Antecedentes históricos de negociación
Las relaciones entre Líbano e Israel han pasado por diversas fases desde 1949, alternando entre acuerdos formales y entendimientos limitados. Ese año, ambos países firmaron un acuerdo de armisticio, que puso fin a las hostilidades sin traducirse en una paz duradera. En 1983, bajo patrocinio estadounidense, se alcanzó el acuerdo del 17 de mayo, que sin embargo colapsó menos de un año después.
En 1996 se estableció un alto el fuego entre Hezbolá e Israel con mediación franco-estadounidense, aunque sin negociaciones directas. Algo similar ocurrió en la Conferencia de Madrid de 1991, donde Líbano participó en un marco multilateral, sin que se materializaran conversaciones bilaterales directas.

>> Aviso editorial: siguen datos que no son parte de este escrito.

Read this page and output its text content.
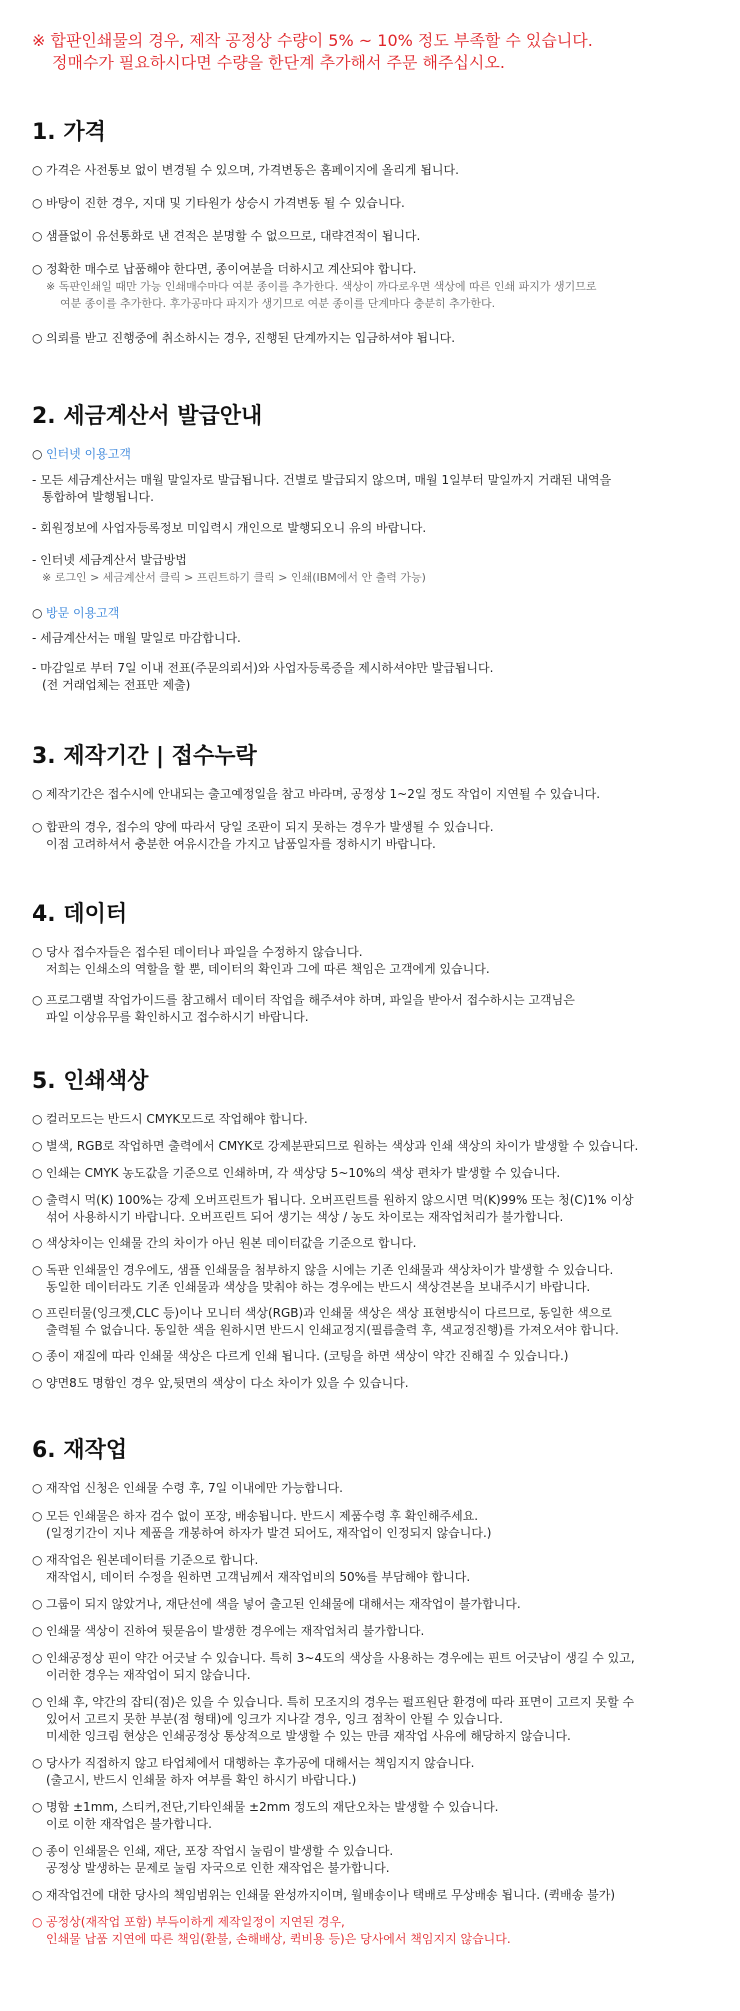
※ 합판인쇄물의 경우, 제작 공정상 수량이 5% ~ 10% 정도 부족할 수 있습니다.
정매수가 필요하시다면 수량을 한단계 추가해서 주문 해주십시오.
1. 가격
○ 가격은 사전통보 없이 변경될 수 있으며, 가격변동은 홈페이지에 올리게 됩니다.
○ 바탕이 진한 경우, 지대 및 기타원가 상승시 가격변동 될 수 있습니다.
○ 샘플없이 유선통화로 낸 견적은 분명할 수 없으므로, 대략견적이 됩니다.
○ 정확한 매수로 납품해야 한다면, 종이여분을 더하시고 계산되야 합니다.
※ 독판인쇄일 때만 가능 인쇄매수마다 여분 종이를 추가한다. 색상이 까다로우면 색상에 따른 인쇄 파지가 생기므로
여분 종이를 추가한다. 후가공마다 파지가 생기므로 여분 종이를 단계마다 충분히 추가한다.
○ 의뢰를 받고 진행중에 취소하시는 경우, 진행된 단계까지는 입금하셔야 됩니다.
2. 세금계산서 발급안내
○ 인터넷 이용고객
- 모든 세금계산서는 매월 말일자로 발급됩니다. 건별로 발급되지 않으며, 매월 1일부터 말일까지 거래된 내역을
통합하여 발행됩니다.
- 회원정보에 사업자등록정보 미입력시 개인으로 발행되오니 유의 바랍니다.
- 인터넷 세금계산서 발급방법
※ 로그인 > 세금계산서 클릭 > 프린트하기 클릭 > 인쇄(IBM에서 안 출력 가능)
○ 방문 이용고객
- 세금계산서는 매월 말일로 마감합니다.
- 마감일로 부터 7일 이내 전표(주문의뢰서)와 사업자등록증을 제시하셔야만 발급됩니다.
(전 거래업체는 전표만 제출)
3. 제작기간 | 접수누락
○ 제작기간은 접수시에 안내되는 출고예정일을 참고 바라며, 공정상 1~2일 정도 작업이 지연될 수 있습니다.
○ 합판의 경우, 접수의 양에 따라서 당일 조판이 되지 못하는 경우가 발생될 수 있습니다.
이점 고려하셔서 충분한 여유시간을 가지고 납품일자를 정하시기 바랍니다.
4. 데이터
○ 당사 접수자들은 접수된 데이터나 파일을 수정하지 않습니다.
저희는 인쇄소의 역할을 할 뿐, 데이터의 확인과 그에 따른 책임은 고객에게 있습니다.
○ 프로그램별 작업가이드를 참고해서 데이터 작업을 해주셔야 하며, 파일을 받아서 접수하시는 고객님은
파일 이상유무를 확인하시고 접수하시기 바랍니다.
5. 인쇄색상
○ 컬러모드는 반드시 CMYK모드로 작업해야 합니다.
○ 별색, RGB로 작업하면 출력에서 CMYK로 강제분판되므로 원하는 색상과 인쇄 색상의 차이가 발생할 수 있습니다.
○ 인쇄는 CMYK 농도값을 기준으로 인쇄하며, 각 색상당 5~10%의 색상 편차가 발생할 수 있습니다.
○ 출력시 먹(K) 100%는 강제 오버프린트가 됩니다. 오버프린트를 원하지 않으시면 먹(K)99% 또는 청(C)1% 이상
섞어 사용하시기 바랍니다. 오버프린트 되어 생기는 색상 / 농도 차이로는 재작업처리가 불가합니다.
○ 색상차이는 인쇄물 간의 차이가 아닌 원본 데이터값을 기준으로 합니다.
○ 독판 인쇄물인 경우에도, 샘플 인쇄물을 첨부하지 않을 시에는 기존 인쇄물과 색상차이가 발생할 수 있습니다.
동일한 데이터라도 기존 인쇄물과 색상을 맞춰야 하는 경우에는 반드시 색상견본을 보내주시기 바랍니다.
○ 프린터물(잉크젯,CLC 등)이나 모니터 색상(RGB)과 인쇄물 색상은 색상 표현방식이 다르므로, 동일한 색으로
출력될 수 없습니다. 동일한 색을 원하시면 반드시 인쇄교정지(필름출력 후, 색교정진행)를 가져오셔야 합니다.
○ 종이 재질에 따라 인쇄물 색상은 다르게 인쇄 됩니다. (코팅을 하면 색상이 약간 진해질 수 있습니다.)
○ 양면8도 명함인 경우 앞,뒷면의 색상이 다소 차이가 있을 수 있습니다.
6. 재작업
○ 재작업 신청은 인쇄물 수령 후, 7일 이내에만 가능합니다.
○ 모든 인쇄물은 하자 검수 없이 포장, 배송됩니다. 반드시 제품수령 후 확인해주세요.
(일정기간이 지나 제품을 개봉하여 하자가 발견 되어도, 재작업이 인정되지 않습니다.)
○ 재작업은 원본데이터를 기준으로 합니다.
재작업시, 데이터 수정을 원하면 고객님께서 재작업비의 50%를 부담해야 합니다.
○ 그룹이 되지 않았거나, 재단선에 색을 넣어 출고된 인쇄물에 대해서는 재작업이 불가합니다.
○ 인쇄물 색상이 진하여 뒷묻음이 발생한 경우에는 재작업처리 불가합니다.
○ 인쇄공정상 핀이 약간 어긋날 수 있습니다. 특히 3~4도의 색상을 사용하는 경우에는 핀트 어긋남이 생길 수 있고,
이러한 경우는 재작업이 되지 않습니다.
○ 인쇄 후, 약간의 잡티(점)은 있을 수 있습니다. 특히 모조지의 경우는 펄프원단 환경에 따라 표면이 고르지 못할 수
있어서 고르지 못한 부분(점 형태)에 잉크가 지나갈 경우, 잉크 점착이 안될 수 있습니다.
미세한 잉크림 현상은 인쇄공정상 통상적으로 발생할 수 있는 만큼 재작업 사유에 해당하지 않습니다.
○ 당사가 직접하지 않고 타업체에서 대행하는 후가공에 대해서는 책임지지 않습니다.
(출고시, 반드시 인쇄물 하자 여부를 확인 하시기 바랍니다.)
○ 명함 ±1mm, 스티커,전단,기타인쇄물 ±2mm 정도의 재단오차는 발생할 수 있습니다.
이로 이한 재작업은 불가합니다.
○ 종이 인쇄물은 인쇄, 재단, 포장 작업시 눌림이 발생할 수 있습니다.
공정상 발생하는 문제로 눌림 자국으로 인한 재작업은 불가합니다.
○ 재작업건에 대한 당사의 책임범위는 인쇄물 완성까지이며, 월배송이나 택배로 무상배송 됩니다. (퀵배송 불가)
○ 공정상(재작업 포함) 부득이하게 제작일정이 지연된 경우,
인쇄물 납품 지연에 따른 책임(환불, 손해배상, 퀵비용 등)은 당사에서 책임지지 않습니다.
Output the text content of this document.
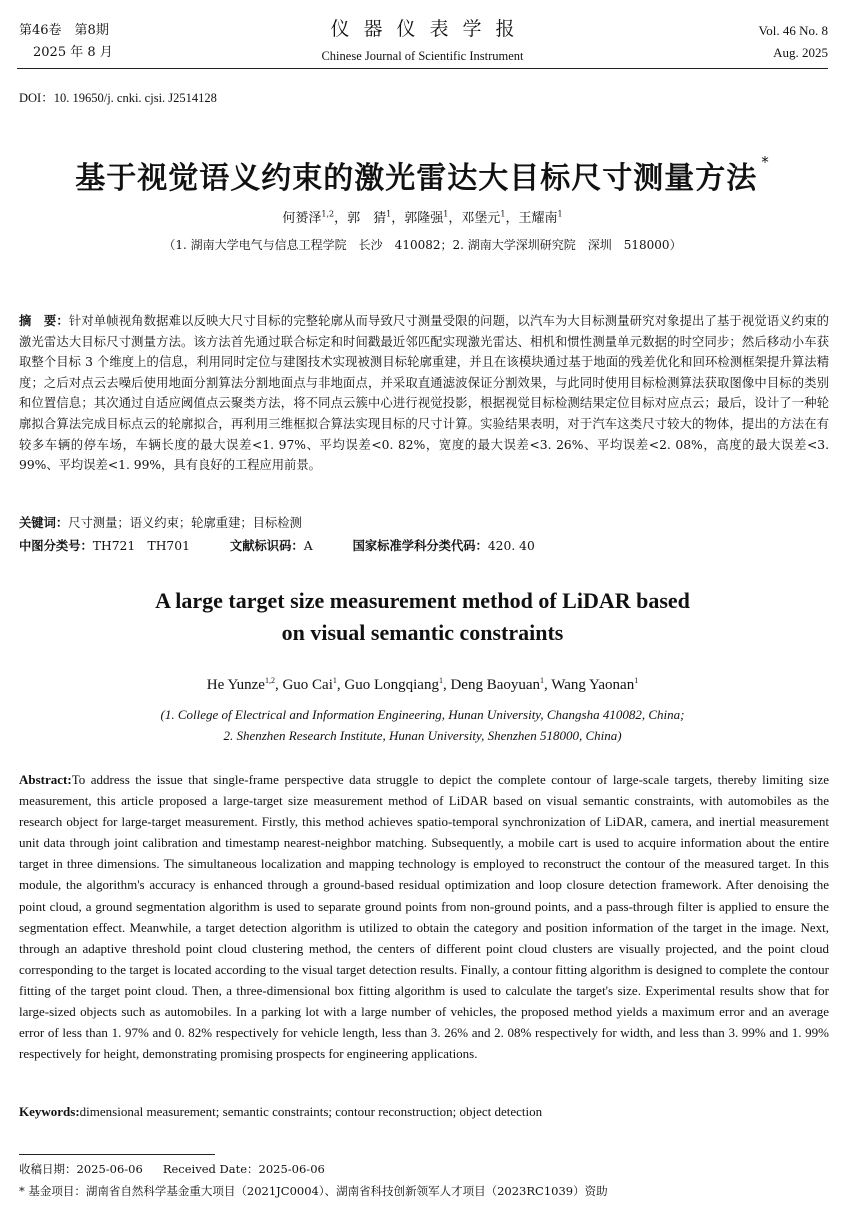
第46卷　第8期
2025 年 8 月
仪器仪表学报
Chinese Journal of Scientific Instrument
Vol. 46 No. 8
Aug. 2025
DOI：10. 19650/j. cnki. cjsi. J2514128
基于视觉语义约束的激光雷达大目标尺寸测量方法 *
何赟泽$^{1,2}$，郭　猜$^1$，郭隆强$^1$，邓堡元$^1$，王耀南$^1$
（1. 湖南大学电气与信息工程学院　长沙　410082；2. 湖南大学深圳研究院　深圳　518000）
摘　要：针对单帧视角数据难以反映大尺寸目标的完整轮廓从而导致尺寸测量受限的问题，以汽车为大目标测量研究对象提出了基于视觉语义约束的激光雷达大目标尺寸测量方法。该方法首先通过联合标定和时间戳最近邻匹配实现激光雷达、相机和惯性测量单元数据的时空同步；然后移动小车获取整个目标 3 个维度上的信息，利用同时定位与建图技术实现被测目标轮廓重建，并且在该模块通过基于地面的残差优化和回环检测框架提升算法精度；之后对点云去噪后使用地面分割算法分割地面点与非地面点，并采取直通滤波保证分割效果，与此同时使用目标检测算法获取图像中目标的类别和位置信息；其次通过自适应阈值点云聚类方法，将不同点云簇中心进行视觉投影，根据视觉目标检测结果定位目标对应点云；最后，设计了一种轮廓拟合算法完成目标点云的轮廓拟合，再利用三维框拟合算法实现目标的尺寸计算。实验结果表明，对于汽车这类尺寸较大的物体，提出的方法在有较多车辆的停车场，车辆长度的最大误差<1. 97%、平均误差<0. 82%，宽度的最大误差<3. 26%、平均误差<2. 08%，高度的最大误差<3. 99%、平均误差<1. 99%，具有良好的工程应用前景。
关键词：尺寸测量；语义约束；轮廓重建；目标检测
中图分类号：TH721　TH701	文献标识码：A	国家标准学科分类代码：420. 40
A large target size measurement method of LiDAR based
on visual semantic constraints
He Yunze$^{1,2}$, Guo Cai$^1$, Guo Longqiang$^1$, Deng Baoyuan$^1$, Wang Yaonan$^1$
(1. College of Electrical and Information Engineering, Hunan University, Changsha 410082, China;
2. Shenzhen Research Institute, Hunan University, Shenzhen 518000, China)
Abstract:To address the issue that single-frame perspective data struggle to depict the complete contour of large-scale targets, thereby limiting size measurement, this article proposed a large-target size measurement method of LiDAR based on visual semantic constraints, with automobiles as the research object for large-target measurement. Firstly, this method achieves spatio-temporal synchronization of LiDAR, camera, and inertial measurement unit data through joint calibration and timestamp nearest-neighbor matching. Subsequently, a mobile cart is used to acquire information about the entire target in three dimensions. The simultaneous localization and mapping technology is employed to reconstruct the contour of the measured target. In this module, the algorithm's accuracy is enhanced through a ground-based residual optimization and loop closure detection framework. After denoising the point cloud, a ground segmentation algorithm is used to separate ground points from non-ground points, and a pass-through filter is applied to ensure the segmentation effect. Meanwhile, a target detection algorithm is utilized to obtain the category and position information of the target in the image. Next, through an adaptive threshold point cloud clustering method, the centers of different point cloud clusters are visually projected, and the point cloud corresponding to the target is located according to the visual target detection results. Finally, a contour fitting algorithm is designed to complete the contour fitting of the target point cloud. Then, a three-dimensional box fitting algorithm is used to calculate the target's size. Experimental results show that for large-sized objects such as automobiles. In a parking lot with a large number of vehicles, the proposed method yields a maximum error and an average error of less than 1. 97% and 0. 82% respectively for vehicle length, less than 3. 26% and 2. 08% respectively for width, and less than 3. 99% and 1. 99% respectively for height, demonstrating promising prospects for engineering applications.
Keywords:dimensional measurement; semantic constraints; contour reconstruction; object detection
收稿日期：2025-06-06 Received Date：2025-06-06
* 基金项目：湖南省自然科学基金重大项目（2021JC0004）、湖南省科技创新领军人才项目（2023RC1039）资助
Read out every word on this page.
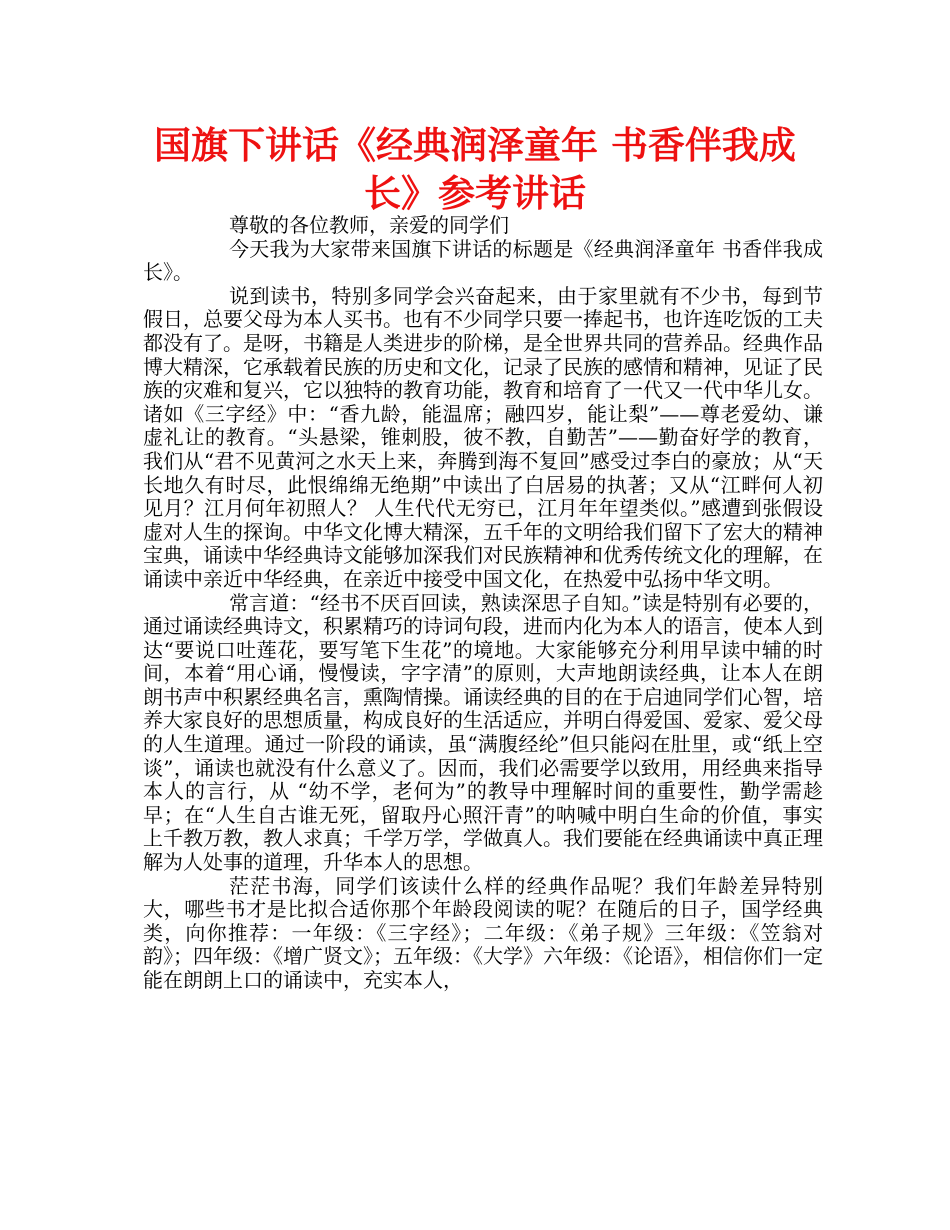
国旗下讲话《经典润泽童年 书香伴我成长》参考讲话

尊敬的各位教师，亲爱的同学们

今天我为大家带来国旗下讲话的标题是《经典润泽童年 书香伴我成长》。

说到读书，特别多同学会兴奋起来，由于家里就有不少书，每到节假日，总要父母为本人买书。也有不少同学只要一捧起书，也许连吃饭的工夫都没有了。是呀，书籍是人类进步的阶梯，是全世界共同的营养品。经典作品博大精深，它承载着民族的历史和文化，记录了民族的感情和精神，见证了民族的灾难和复兴，它以独特的教育功能，教育和培育了一代又一代中华儿女。诸如《三字经》中：“香九龄，能温席；融四岁，能让梨”——尊老爱幼、谦虚礼让的教育。“头悬梁，锥刺股，彼不教，自勤苦”——勤奋好学的教育，我们从“君不见黄河之水天上来，奔腾到海不复回”感受过李白的豪放；从“天长地久有时尽，此恨绵绵无绝期”中读出了白居易的执著；又从“江畔何人初见月？江月何年初照人？ 人生代代无穷已，江月年年望类似。”感遭到张假设虚对人生的探询。中华文化博大精深，五千年的文明给我们留下了宏大的精神宝典，诵读中华经典诗文能够加深我们对民族精神和优秀传统文化的理解，在诵读中亲近中华经典，在亲近中接受中国文化，在热爱中弘扬中华文明。

常言道：“经书不厌百回读，熟读深思子自知。”读是特别有必要的，通过诵读经典诗文，积累精巧的诗词句段，进而内化为本人的语言，使本人到达“要说口吐莲花，要写笔下生花”的境地。大家能够充分利用早读中辅的时间，本着“用心诵，慢慢读，字字清”的原则，大声地朗读经典，让本人在朗朗书声中积累经典名言，熏陶情操。诵读经典的目的在于启迪同学们心智，培养大家良好的思想质量，构成良好的生活适应，并明白得爱国、爱家、爱父母的人生道理。通过一阶段的诵读，虽“满腹经纶”但只能闷在肚里，或“纸上空谈”，诵读也就没有什么意义了。因而，我们必需要学以致用，用经典来指导本人的言行，从 “幼不学，老何为”的教导中理解时间的重要性，勤学需趁早；在“人生自古谁无死，留取丹心照汗青”的呐喊中明白生命的价值，事实上千教万教，教人求真；千学万学，学做真人。我们要能在经典诵读中真正理解为人处事的道理，升华本人的思想。

茫茫书海，同学们该读什么样的经典作品呢？我们年龄差异特别大，哪些书才是比拟合适你那个年龄段阅读的呢？在随后的日子，国学经典类，向你推荐：一年级：《三字经》；二年级：《弟子规》三年级：《笠翁对韵》；四年级：《增广贤文》；五年级：《大学》六年级：《论语》，相信你们一定能在朗朗上口的诵读中，充实本人，
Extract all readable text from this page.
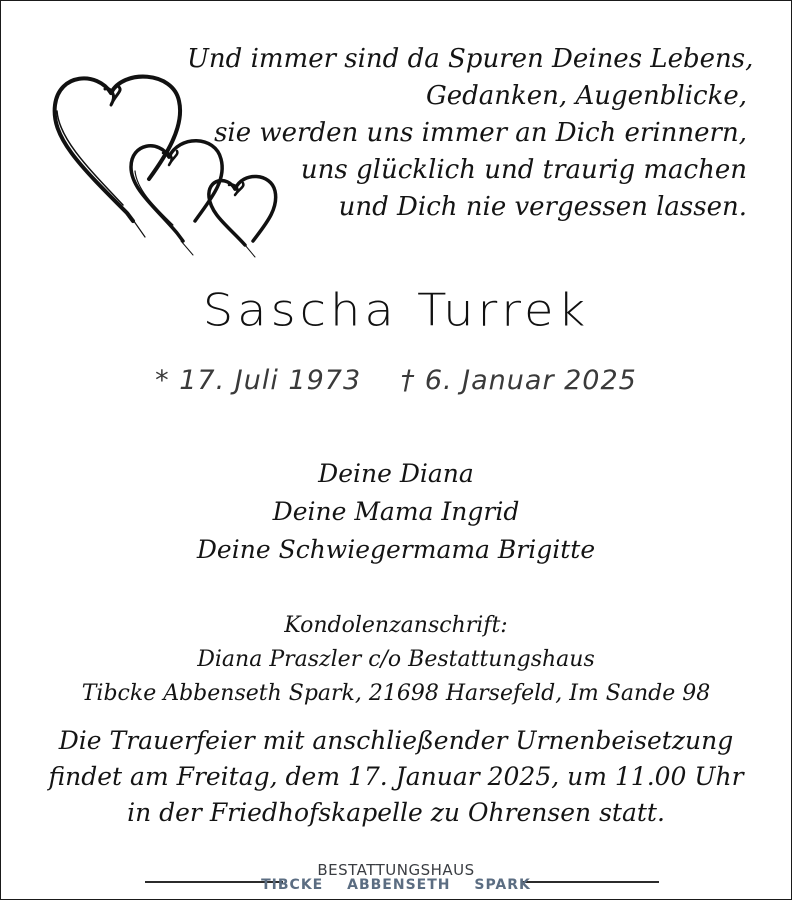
Und immer sind da Spuren Deines Lebens,
Gedanken, Augenblicke,
sie werden uns immer an Dich erinnern,
uns glücklich und traurig machen
und Dich nie vergessen lassen.
Sascha Turrek
* 17. Juli 1973 † 6. Januar 2025
Deine Diana
Deine Mama Ingrid
Deine Schwiegermama Brigitte
Kondolenzanschrift:
Diana Praszler c/o Bestattungshaus
Tibcke Abbenseth Spark, 21698 Harsefeld, Im Sande 98
Die Trauerfeier mit anschließender Urnenbeisetzung
findet am Freitag, dem 17. Januar 2025, um 11.00 Uhr
in der Friedhofskapelle zu Ohrensen statt.
BESTATTUNGSHAUS
TIBCKE ABBENSETH SPARK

Todas estas iniciativas compartieron una característica común: su fragilidad y falta de continuidad.
Temores de inestabilidad interna
Analistas libaneses e internacionales advierten de que el actual giro hacia negociaciones directas podría tener consecuencias graves para la estabilidad interna del país, e incluso reavivar el riesgo de conflicto civil. Estos temores remiten a episodios como el asesinato del presidente electo Bashir Gemayel en 1982, en un contexto de fuerte polarización en torno a la relación con Israel.
Tras su muerte, su hermano Amin Gemayel asumió la presidencia y firmó el acuerdo de 1983, que provocó una profunda división interna entre partidarios y detractores, derivando en enfrentamientos y una creciente inestabilidad. Finalmente, bajo fuertes presiones internas y externas, el acuerdo fue cancelado en marzo de 1984.
Una fase especialmente delicada
Hoy, Líbano se encuentra de nuevo en una situación extremadamente delicada. El Gobierno se mueve entre las presiones internacionales, especialmente de Washington y Tel Aviv, y una opinión pública profundamente dividida.
Algunos analistas consideran que la apuesta por la negociación responde también al temor de que Hezbolá refuerce su posición interna si Irán sale relativamente indemne del conflicto. En cualquier caso, el desafío no se limita a gestionar el papel de Hezbolá, sino a evitar una deriva interna que podría resultar aún más costosa que la propia guerra.